As if that wasn’t enough, Ray also directed the quantum information program of the Canadian Institute for Advanced Research (CIFAR). If you ever wondered why Canada, as a nation, has punched so far above its weight in quantum computing and information for the past quarter-century—Ray Laflamme is part of the answer.

At the same time, if you imagine the stereotypical blankfaced university administrator, who thinks and talks only in generalities and platitudes (“how can we establish public-private partnerships to build a 21st-century quantum workforce?”) … well, Ray was whatever is the diametric opposite of that. Despite all his responsibilities, Ray never stopped being a mensch, a friend, an intellectually curious scientist, a truth-teller, and a jokester. Whenever he and I talked, probably at least a third of the conversation was raucous laughter.

I knew that Ray had spent many years battling cancer. I naïvely thought he was winning, or had won. But as so often with cancer, it looks like the victory was only temporary. I miss him already. He was a ray of light in the world—a ray that sparkles, illuminates, and as we now know, even has the latent power of universal quantum computation.

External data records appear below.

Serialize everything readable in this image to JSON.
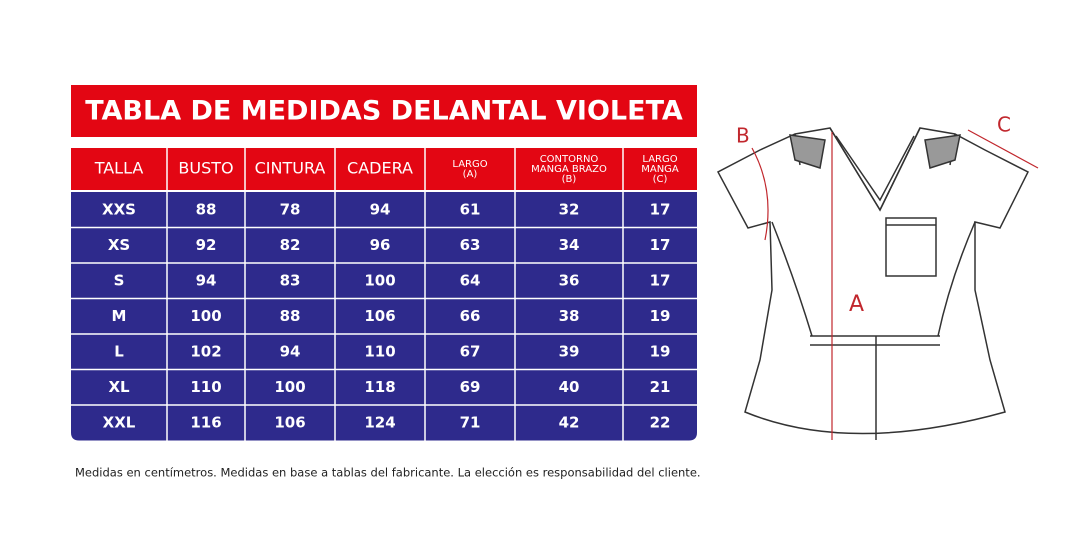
{
  "title": "TABLA DE MEDIDAS DELANTAL VIOLETA",
  "table": {
    "headers": [
      [
        "TALLA"
      ],
      [
        "BUSTO"
      ],
      [
        "CINTURA"
      ],
      [
        "CADERA"
      ],
      [
        "LARGO",
        "(A)"
      ],
      [
        "CONTORNO",
        "MANGA BRAZO",
        "(B)"
      ],
      [
        "LARGO",
        "MANGA",
        "(C)"
      ]
    ],
    "rows": [
      [
        "XXS",
        "88",
        "78",
        "94",
        "61",
        "32",
        "17"
      ],
      [
        "XS",
        "92",
        "82",
        "96",
        "63",
        "34",
        "17"
      ],
      [
        "S",
        "94",
        "83",
        "100",
        "64",
        "36",
        "17"
      ],
      [
        "M",
        "100",
        "88",
        "106",
        "66",
        "38",
        "19"
      ],
      [
        "L",
        "102",
        "94",
        "110",
        "67",
        "39",
        "19"
      ],
      [
        "XL",
        "110",
        "100",
        "118",
        "69",
        "40",
        "21"
      ],
      [
        "XXL",
        "116",
        "106",
        "124",
        "71",
        "42",
        "22"
      ]
    ]
  },
  "footnote": "Medidas en centímetros. Medidas en base a tablas del fabricante. La elección es responsabilidad del cliente.",
  "diagram": {
    "labels": [
      "A",
      "B",
      "C"
    ]
  }
}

Trump and Iran, by popular request

2025-06-22 20:59:32

I posted this on my Facebook, but several friends asked me to share more widely, so here goes:

I voted against Trump three times, and donated thousands to his opponents. I’d still vote against him today, seeing him as a once-in-a-lifetime threat to American democracy and even to the Enlightenment itself.

But last night I was also grateful to him for overruling the isolationists and even open antisemites in his orbit, striking a blow against the most evil regime on the planet, and making it harder for that regime to build nuclear weapons. I acknowledge that his opponents, who I voted for, would’ve probably settled for a deal that would’ve resulted in Iran eventually getting nuclear weapons, and at any rate getting a flow of money to redirect to Hamas, Hezbollah, and the Houthis.

May last night’s events lead to the downfall of the murderous ayatollah regime altogether, and to the liberation of the Iranian people from 46 years of oppression. To my many, many Iranian friends: I hope all your loved ones stay safe, and I hope your great people soon sees better days. I say this as someone whose wife and 8-year-old son are right now in Tel Aviv, sheltering every night from Iranian missiles.

Fundamentally, I believe not only that evil exists in the world, but that it’s important to calibrate evil on a logarithmic scale. Trump (as I’ve written on this blog for a decade) terrifies me, infuriates me, and embarrasses me, and through his evisceration of American science and universities, has made my life noticeably worse. On the other hand, he won’t hang me from a crane for apostasy, nor will he send a ballistic missile to kill my wife and son and then praise God for delivering them into his hands.


Update: I received the following comment on this post, which filled me with hope, and demonstrated more moral courage than perhaps every other anonymous comment in this blog’s 20-year history combined. To this commenter and their friends and family, I wish safety and eventually, liberation from tyranny.

I will keep my name private for clear reasons. Thank you for your concern for Iranians’ safety and for wishing the mullah regime’s swift collapse. I have fled Tehran and I’m physically safe but mentally, I’m devastated by the war and the internet blackout (the pretext is that Israeli drones are using our internet). Speaking of what the mullahs have done, especially outrageous was the attack on the Weizmann Institute. I hope your wife and son remain safe from the missiles of the regime whose thugs have chased me and my friends in the streets and imprisoned my friends for simple dissent. All’s well that ends well, and I hope this all ends well.